2. Modern good fans can eat up to 10 watts, so the panel should be capable of delivering up to 10 watts per channel.
3. It is necessary to have accurate temperature and speed control, temperature control and notification of the achievement of critical values, storage profiles in the memory.
The aforementioned NZXT has, for example, a good touch panel with such characteristics - NZXT SENTRY 2. I didn’t deal with similar products from other brands, so I won’t say anything, and this device leaves the most pleasant impressions: a bright touch-screen LED screen, a black matte frame - just for fashionable all-black cases. Included is a fair amount of Molexes to connect fans and thermocouples to remove temperatures. Thermocouples are simply glued to the hot melt glue closer to the bottom of the radiator, and we get fairly high measurement accuracy.
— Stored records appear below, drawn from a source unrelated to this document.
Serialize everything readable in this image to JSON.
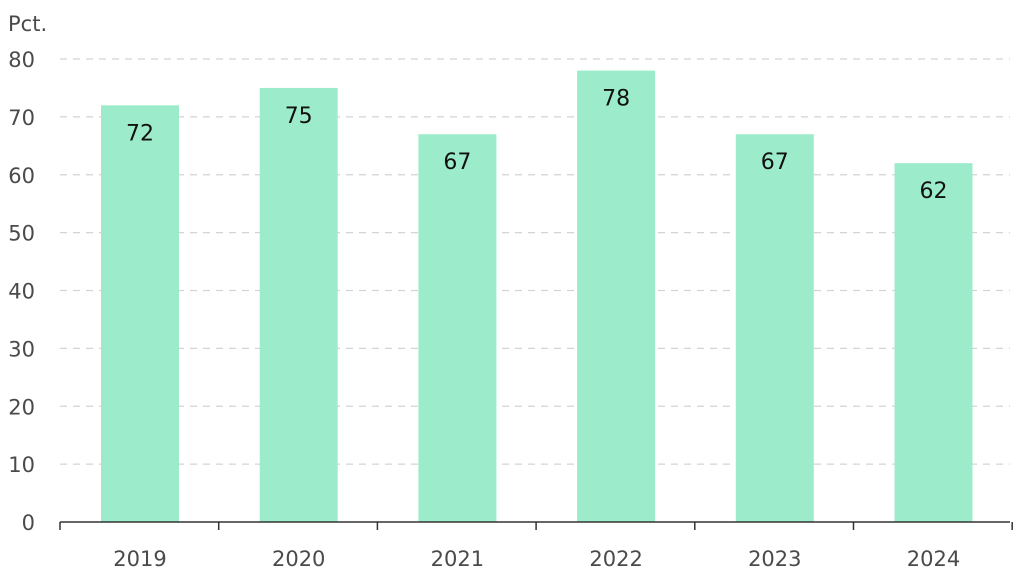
{
  "chart_data": {
    "type": "bar",
    "title": "",
    "xlabel": "",
    "ylabel": "",
    "unit_label": "Pct.",
    "categories": [
      "2019",
      "2020",
      "2021",
      "2022",
      "2023",
      "2024"
    ],
    "values": [
      72,
      75,
      67,
      78,
      67,
      62
    ],
    "data_labels": [
      "72",
      "75",
      "67",
      "78",
      "67",
      "62"
    ],
    "ylim": [
      0,
      80
    ],
    "y_ticks": [
      0,
      10,
      20,
      30,
      40,
      50,
      60,
      70,
      80
    ],
    "y_tick_labels": [
      "0",
      "10",
      "20",
      "30",
      "40",
      "50",
      "60",
      "70",
      "80"
    ],
    "grid": true,
    "legend": "none",
    "colors": {
      "bar": "#9ceccb",
      "grid": "#d4d4d4",
      "axis": "#333333",
      "tick_text": "#4a4a4a",
      "label_text": "#111111"
    }
  }
}
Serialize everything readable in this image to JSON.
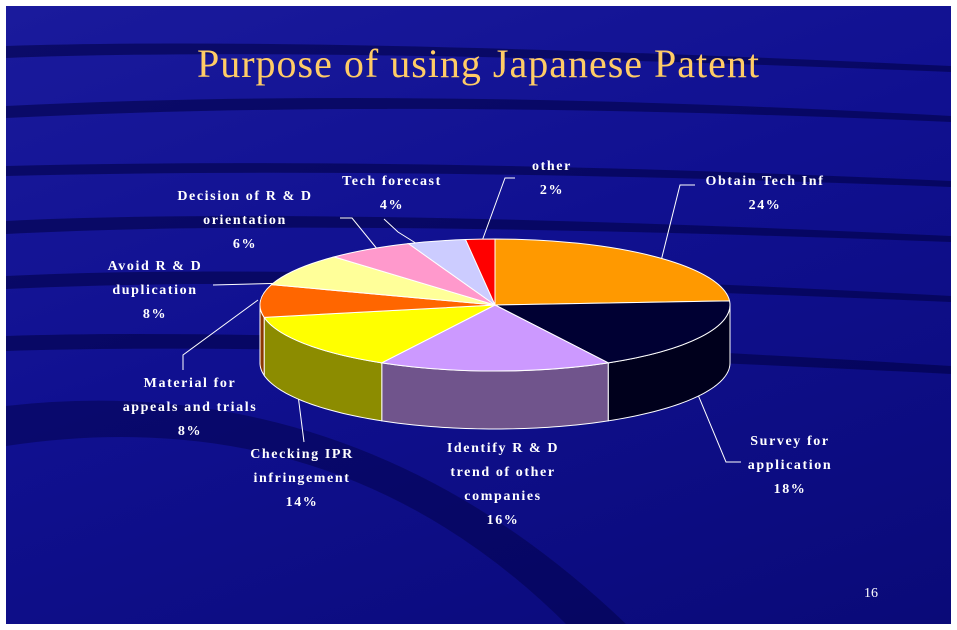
{
  "chart_data": {
    "type": "pie3d",
    "title": "Purpose of using Japanese Patent",
    "categories": [
      "Obtain Tech Inf",
      "Survey for\napplication",
      "Identify R & D\ntrend of other\ncompanies",
      "Checking IPR\ninfringement",
      "Material for\nappeals and trials",
      "Avoid R & D\nduplication",
      "Decision of R & D\norientation",
      "Tech forecast",
      "other"
    ],
    "values": [
      24,
      18,
      16,
      14,
      8,
      8,
      6,
      4,
      2
    ],
    "value_labels": [
      "24%",
      "18%",
      "16%",
      "14%",
      "8%",
      "8%",
      "6%",
      "4%",
      "2%"
    ],
    "colors": [
      "#ff9900",
      "#000033",
      "#cc99ff",
      "#ffff00",
      "#ff6600",
      "#ffff99",
      "#ff99cc",
      "#ccccff",
      "#ff0000"
    ]
  },
  "page_number": "16"
}
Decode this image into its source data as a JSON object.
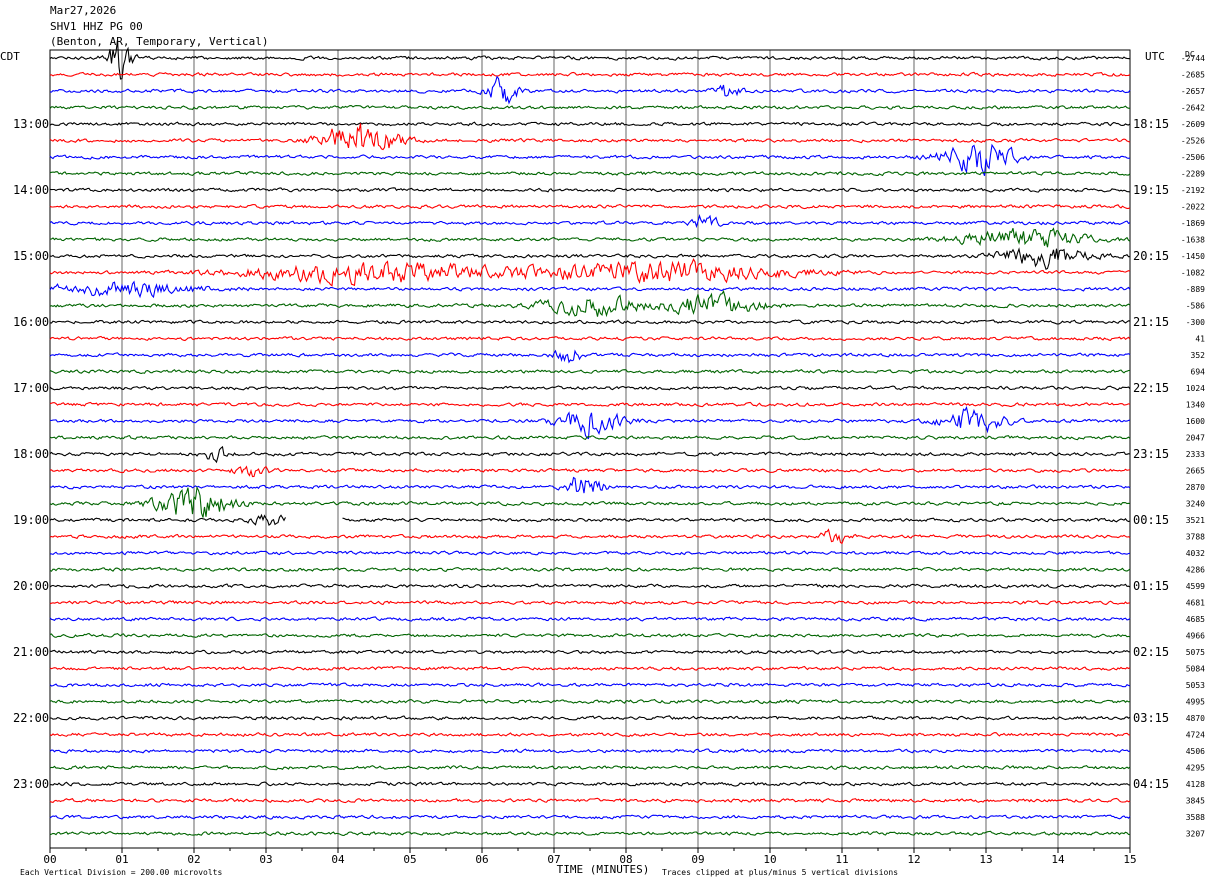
{
  "header": {
    "date": "Mar27,2026",
    "station": "SHV1 HHZ PG 00",
    "location": "(Benton, AR, Temporary, Vertical)"
  },
  "left_zone_label": "CDT",
  "right_zone_label": "UTC",
  "dc_label": "DC",
  "footer": {
    "scale_note": "Each Vertical Division =  200.00 microvolts",
    "clip_note": "Traces clipped at plus/minus 5 vertical divisions"
  },
  "colors": {
    "trace_cycle": [
      "#000000",
      "#ff0000",
      "#0000ff",
      "#006400"
    ],
    "grid": "#000000"
  },
  "chart_data": {
    "type": "line",
    "xlabel": "TIME (MINUTES)",
    "xlim": [
      0,
      15
    ],
    "x_ticks": [
      "00",
      "01",
      "02",
      "03",
      "04",
      "05",
      "06",
      "07",
      "08",
      "09",
      "10",
      "11",
      "12",
      "13",
      "14",
      "15"
    ],
    "left_time_labels": [
      "13:00",
      "14:00",
      "15:00",
      "16:00",
      "17:00",
      "18:00",
      "19:00",
      "20:00",
      "21:00",
      "22:00",
      "23:00"
    ],
    "right_time_labels": [
      "18:15",
      "19:15",
      "20:15",
      "21:15",
      "22:15",
      "23:15",
      "00:15",
      "01:15",
      "02:15",
      "03:15",
      "04:15"
    ],
    "trace_count": 48,
    "dc_offsets": [
      "-2744",
      "-2685",
      "-2657",
      "-2642",
      "-2609",
      "-2526",
      "-2506",
      "-2289",
      "-2192",
      "-2022",
      "-1869",
      "-1638",
      "-1450",
      "-1082",
      "-889",
      "-586",
      "-300",
      "41",
      "352",
      "694",
      "1024",
      "1340",
      "1600",
      "2047",
      "2333",
      "2665",
      "2870",
      "3240",
      "3521",
      "3788",
      "4032",
      "4286",
      "4599",
      "4681",
      "4685",
      "4966",
      "5075",
      "5084",
      "5053",
      "4995",
      "4870",
      "4724",
      "4506",
      "4295",
      "4128",
      "3845",
      "3588",
      "3207"
    ],
    "events": [
      {
        "trace": 0,
        "minute": 0.95,
        "width": 0.4,
        "amp": 5
      },
      {
        "trace": 2,
        "minute": 6.3,
        "width": 0.5,
        "amp": 3.5
      },
      {
        "trace": 2,
        "minute": 9.4,
        "width": 0.4,
        "amp": 2
      },
      {
        "trace": 5,
        "minute": 4.3,
        "width": 1.2,
        "amp": 4.5
      },
      {
        "trace": 6,
        "minute": 12.9,
        "width": 1.2,
        "amp": 3.5
      },
      {
        "trace": 10,
        "minute": 9.1,
        "width": 0.4,
        "amp": 2
      },
      {
        "trace": 11,
        "minute": 13.5,
        "width": 2.0,
        "amp": 2.5
      },
      {
        "trace": 12,
        "minute": 13.8,
        "width": 1.4,
        "amp": 2.5
      },
      {
        "trace": 13,
        "minute": 4.5,
        "width": 4.0,
        "amp": 2.5
      },
      {
        "trace": 13,
        "minute": 8.5,
        "width": 4.0,
        "amp": 2.5
      },
      {
        "trace": 14,
        "minute": 1.0,
        "width": 2.5,
        "amp": 1.5
      },
      {
        "trace": 15,
        "minute": 7.5,
        "width": 1.5,
        "amp": 2.5
      },
      {
        "trace": 15,
        "minute": 9.2,
        "width": 1.5,
        "amp": 2.5
      },
      {
        "trace": 18,
        "minute": 7.2,
        "width": 0.4,
        "amp": 2.5
      },
      {
        "trace": 22,
        "minute": 7.5,
        "width": 1.0,
        "amp": 3.5
      },
      {
        "trace": 22,
        "minute": 12.8,
        "width": 1.0,
        "amp": 3
      },
      {
        "trace": 24,
        "minute": 2.3,
        "width": 0.4,
        "amp": 1.5
      },
      {
        "trace": 25,
        "minute": 2.8,
        "width": 0.6,
        "amp": 1.5
      },
      {
        "trace": 26,
        "minute": 7.4,
        "width": 0.6,
        "amp": 3
      },
      {
        "trace": 27,
        "minute": 2.0,
        "width": 1.2,
        "amp": 4
      },
      {
        "trace": 28,
        "minute": 3.0,
        "width": 0.6,
        "amp": 1.5
      },
      {
        "trace": 29,
        "minute": 10.9,
        "width": 0.4,
        "amp": 2
      }
    ],
    "gaps": [
      {
        "trace": 28,
        "start_minute": 3.28,
        "end_minute": 4.05
      }
    ]
  }
}
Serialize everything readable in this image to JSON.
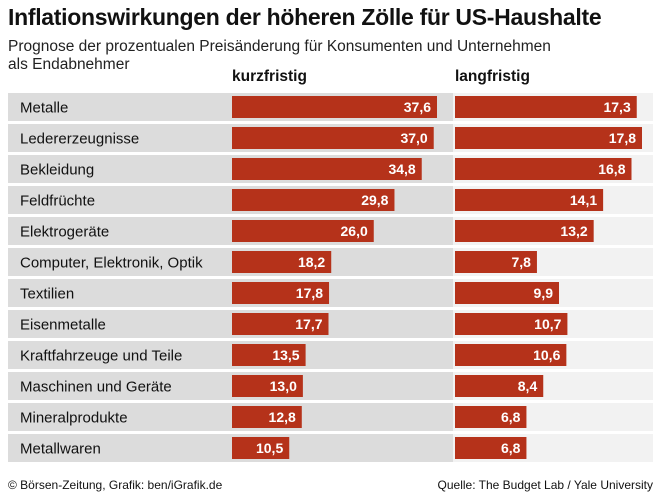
{
  "title": "Inflationswirkungen der höheren Zölle für US-Haushalte",
  "subtitle": "Prognose der prozentualen Preisänderung für Konsumenten und Unternehmen als Endabnehmer",
  "source_left": "© Börsen-Zeitung, Grafik: ben/iGrafik.de",
  "source_right": "Quelle: The Budget Lab / Yale University",
  "colors": {
    "bar": "#b5321a",
    "row_band": "#dcdcdc",
    "row_band_light": "#f2f2f2",
    "label_text": "#ffffff"
  },
  "chart_data": {
    "type": "bar",
    "orientation": "horizontal",
    "title": "Inflationswirkungen der höheren Zölle für US-Haushalte",
    "categories": [
      "Metalle",
      "Ledererzeugnisse",
      "Bekleidung",
      "Feldfrüchte",
      "Elektrogeräte",
      "Computer, Elektronik, Optik",
      "Textilien",
      "Eisenmetalle",
      "Kraftfahrzeuge und Teile",
      "Maschinen und Geräte",
      "Mineralprodukte",
      "Metallwaren"
    ],
    "series": [
      {
        "name": "kurzfristig",
        "values": [
          37.6,
          37.0,
          34.8,
          29.8,
          26.0,
          18.2,
          17.8,
          17.7,
          13.5,
          13.0,
          12.8,
          10.5
        ],
        "labels": [
          "37,6",
          "37,0",
          "34,8",
          "29,8",
          "26,0",
          "18,2",
          "17,8",
          "17,7",
          "13,5",
          "13,0",
          "12,8",
          "10,5"
        ],
        "xlim": [
          0,
          37.6
        ]
      },
      {
        "name": "langfristig",
        "values": [
          17.3,
          17.8,
          16.8,
          14.1,
          13.2,
          7.8,
          9.9,
          10.7,
          10.6,
          8.4,
          6.8,
          6.8
        ],
        "labels": [
          "17,3",
          "17,8",
          "16,8",
          "14,1",
          "13,2",
          "7,8",
          "9,9",
          "10,7",
          "10,6",
          "8,4",
          "6,8",
          "6,8"
        ],
        "xlim": [
          0,
          17.8
        ]
      }
    ]
  }
}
Nevertheless, it is better to make a margin of 2-3 degrees from the critical temperature, because directly on the chip it is somewhat higher.


NZXT SENTRY 2


Included are quite comfortable temperature sensors. Also, NZXT SENTRY 2 has a large number of Molexes for connecting any fans.


Approximately the same sensor is glued to the radiator of the node whose temperature is to be controlled :).

In this panel, the required 5 channels are implemented, so that you can independently dilute all parts of the cooling system and experiment carefully with each fan. Most likely, 100% of the revolutions for part of the fans will be redundant, and the noise can be significantly reduced even while playing a voracious 3D toy. You can also choose the profile settings for the torrent rocking mode at night, and the automation will not allow the computer to overheat if the air temperature outside the window suddenly creeps up.
But one more very noisy tenant of the system unit remains - a video card. It is impossible to connect its turbine to external control panels! Not to mention that it is simply not intended for this. Adjusting the turbine speed should be done by means of the driver or the same Riva Tunner - it is better to entrust control over temperatures to the automation of the video card itself.

The fact that you can do to reduce the temperature and noise of the video card, as well as the pitfalls that are associated with it - in the next part.